Collecting Arrear Levies: A New Risk for Your Body Corporate
“… the difficulty experienced by bodies corporate in collecting arrear levies is not a novel one. It is part of a ‘socio-economic problem’ ” (extract from judgment below)
Levy collections are the life blood of sectional title schemes, and collecting them is likely to get harder with the economic fallout from our downgrade to junk status.
So if you own property in a scheme, and particularly if you are a trustee of your body corporate, you need to know about the new SCA (Supreme Court of Appeal) decision which puts at risk the body corporate’s right to apply for sequestration of levy defaulters.
Why apply for sequestration?
Applying for the sequestration of a recalcitrant debtor’s estate can be a very powerful debt collection tool. But it should generally only be used as a last resort, and it isn’t always open to you. The facts of the SCA case provide a perfect example –
- Two sisters jointly owned a sectional title unit, bonded to a bank.
- When the sisters fell into arrears, the body corporate obtained judgments against them for a total of some R115k.
- Their movable assets were sold by public auction, but for only R3k.
- The body corporate then obtained a warrant of execution against the unit and sold it for R170k. The sale however was abandoned when the bank refused to accept the selling price.
- Having exhausted “all reasonable execution remedies”, the body corporate applied to the High Court for the sequestration of one of the owners.
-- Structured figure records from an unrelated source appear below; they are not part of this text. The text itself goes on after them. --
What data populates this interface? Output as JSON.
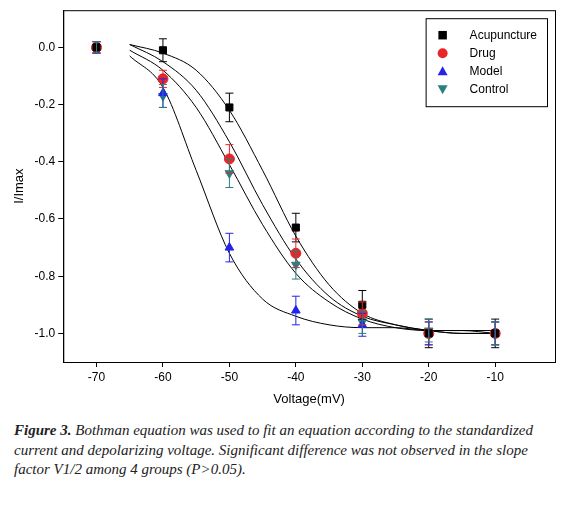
{
  "chart_data": {
    "type": "scatter",
    "x_label": "Voltage(mV)",
    "y_label": "I/Imax",
    "x": [
      -70,
      -60,
      -50,
      -40,
      -30,
      -20,
      -10
    ],
    "xlim": [
      -75,
      -1
    ],
    "xticks": [
      -70,
      -60,
      -50,
      -40,
      -30,
      -20,
      -10
    ],
    "ylim": [
      -1.1,
      0.13
    ],
    "yticks": [
      {
        "value": 0,
        "label": "0.0"
      },
      -0.2,
      -0.4,
      -0.6,
      -0.8,
      {
        "value": -1,
        "label": "-1.0"
      }
    ],
    "grid": false,
    "legend": "top-right",
    "fit_x": [
      -65,
      -60,
      -55,
      -50,
      -45,
      -40,
      -35,
      -30,
      -25,
      -20,
      -15,
      -10
    ],
    "series": [
      {
        "name": "Acupuncture",
        "color": "#000000",
        "marker": "square",
        "values": [
          0,
          -0.01,
          -0.21,
          -0.63,
          -0.9,
          -1.0,
          -1.0
        ],
        "errors": [
          0.02,
          0.04,
          0.05,
          0.05,
          0.05,
          0.05,
          0.05
        ],
        "fit_values": [
          0.01,
          -0.02,
          -0.08,
          -0.22,
          -0.43,
          -0.66,
          -0.83,
          -0.93,
          -0.97,
          -0.99,
          -1.0,
          -1.0
        ]
      },
      {
        "name": "Drug",
        "color": "#e8262a",
        "marker": "circle",
        "values": [
          0,
          -0.11,
          -0.39,
          -0.72,
          -0.93,
          -1.0,
          -1.0
        ],
        "errors": [
          0.02,
          0.03,
          0.05,
          0.05,
          0.04,
          0.04,
          0.04
        ],
        "fit_values": [
          0.01,
          -0.05,
          -0.15,
          -0.33,
          -0.55,
          -0.74,
          -0.87,
          -0.94,
          -0.97,
          -0.99,
          -1.0,
          -1.0
        ]
      },
      {
        "name": "Model",
        "color": "#2424e8",
        "marker": "triangle",
        "values": [
          0,
          -0.16,
          -0.7,
          -0.92,
          -0.97,
          -1.0,
          -1.0
        ],
        "errors": [
          0.02,
          0.05,
          0.05,
          0.05,
          0.04,
          0.04,
          0.04
        ],
        "fit_values": [
          -0.03,
          -0.14,
          -0.43,
          -0.72,
          -0.88,
          -0.94,
          -0.97,
          -0.98,
          -0.98,
          -0.99,
          -0.99,
          -0.99
        ]
      },
      {
        "name": "Control",
        "color": "#2a7f7f",
        "marker": "triangle-down",
        "values": [
          0,
          -0.17,
          -0.44,
          -0.76,
          -0.96,
          -0.99,
          -1.0
        ],
        "errors": [
          0.02,
          0.04,
          0.05,
          0.05,
          0.04,
          0.04,
          0.04
        ],
        "fit_values": [
          -0.01,
          -0.08,
          -0.21,
          -0.41,
          -0.62,
          -0.79,
          -0.89,
          -0.95,
          -0.98,
          -0.99,
          -0.99,
          -1.0
        ]
      }
    ],
    "caption_label": "Figure 3.",
    "caption": "Bothman equation was used to fit an equation according to the standardized current and depolarizing voltage. Significant difference was not observed in the slope factor V1/2 among 4 groups (P>0.05)."
  }
}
The clear benefit to the body corporate of doing so was that the trustee of the insolvent estate would have sold the unit, and – per the Insolvency Act’s provisions – the arrear levies claim would have been paid as “a cost of realisation” i.e. before the bondholder’s secured claim.
- Unsurprisingly, the bondholder opposed the sequestration application, arguing that as its bond instalments were up to date, no creditor would benefit from a sequestration other than the body corporate.
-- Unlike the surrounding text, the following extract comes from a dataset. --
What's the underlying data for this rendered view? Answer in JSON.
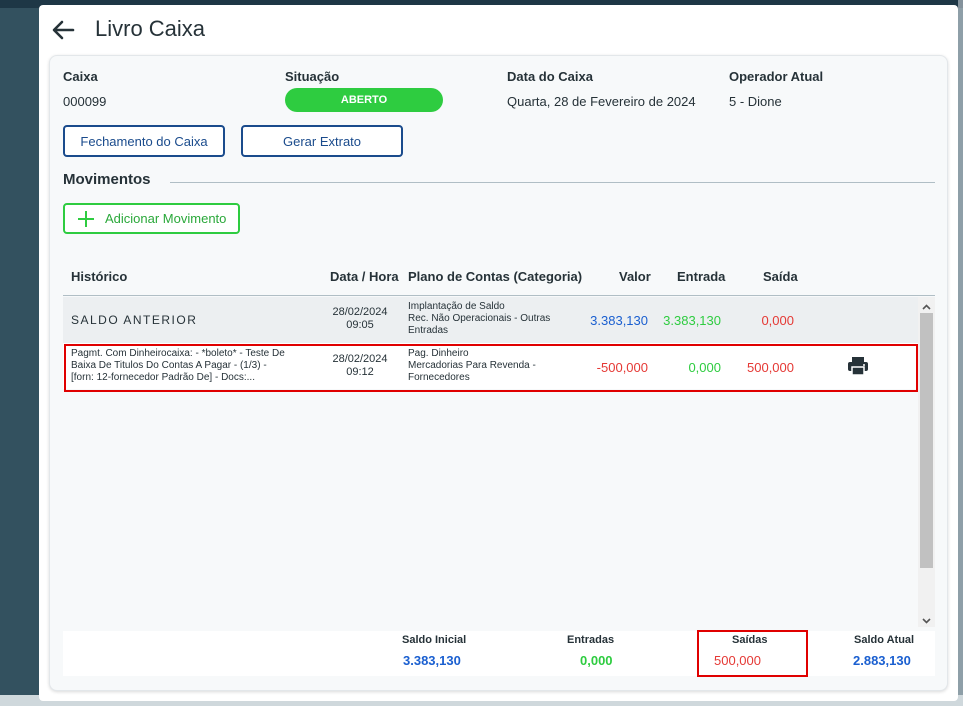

- The High Court refused to order sequestration, and the SCA upheld that decision on appeal.
There must be advantage to creditors as a whole
To understand why the body corporate’s application failed, we turn to the Insolvency Act’s requirement that there must be “reason to believe that it will be to the advantage of creditors of the debtor if his estate is sequestrated”. Bear in mind here that on sequestration what counts is creditors in the plural – as the Court put it “the rights of the creditors as a group are preferred to the rights of the individual creditor.”
In a nutshell, to succeed in sequestrating a debtor’s estate, you need to prove “a tangible benefit to the general body of creditors”. There should be “a reasonable prospect of some pecuniary benefit to the general body of creditors as a whole”, a requirement that will be fulfilled “where it is established that there is reason to believe that there will be advantage to a ‘substantial proportion’ or the majority of the creditors reckoned by value”.
The body corporate failed in this case because it was unable to show pecuniary (monetary) benefit to any creditor other than itself.
Catch-22, and nipping arrears in the bud
“A catch-22 is a paradoxical situation from which an individual cannot escape because of contradictory rules” (Wikipedia)
That leaves bodies corporate in a real “catch-22” situation. You are obliged by law to collect levies, but you risk not being able to do so if you have to rely on what should be your strongest fall-back position – realising the value in the sectional title unit itself.
The bottom line for bodies corporate is this – unless and until our laws are changed to grant bodies corporate immunity from the Insolvency Act’s provisions, you need to prioritise and strengthen your levy monitoring and collection procedures so as to nip any arrear situations in the bud.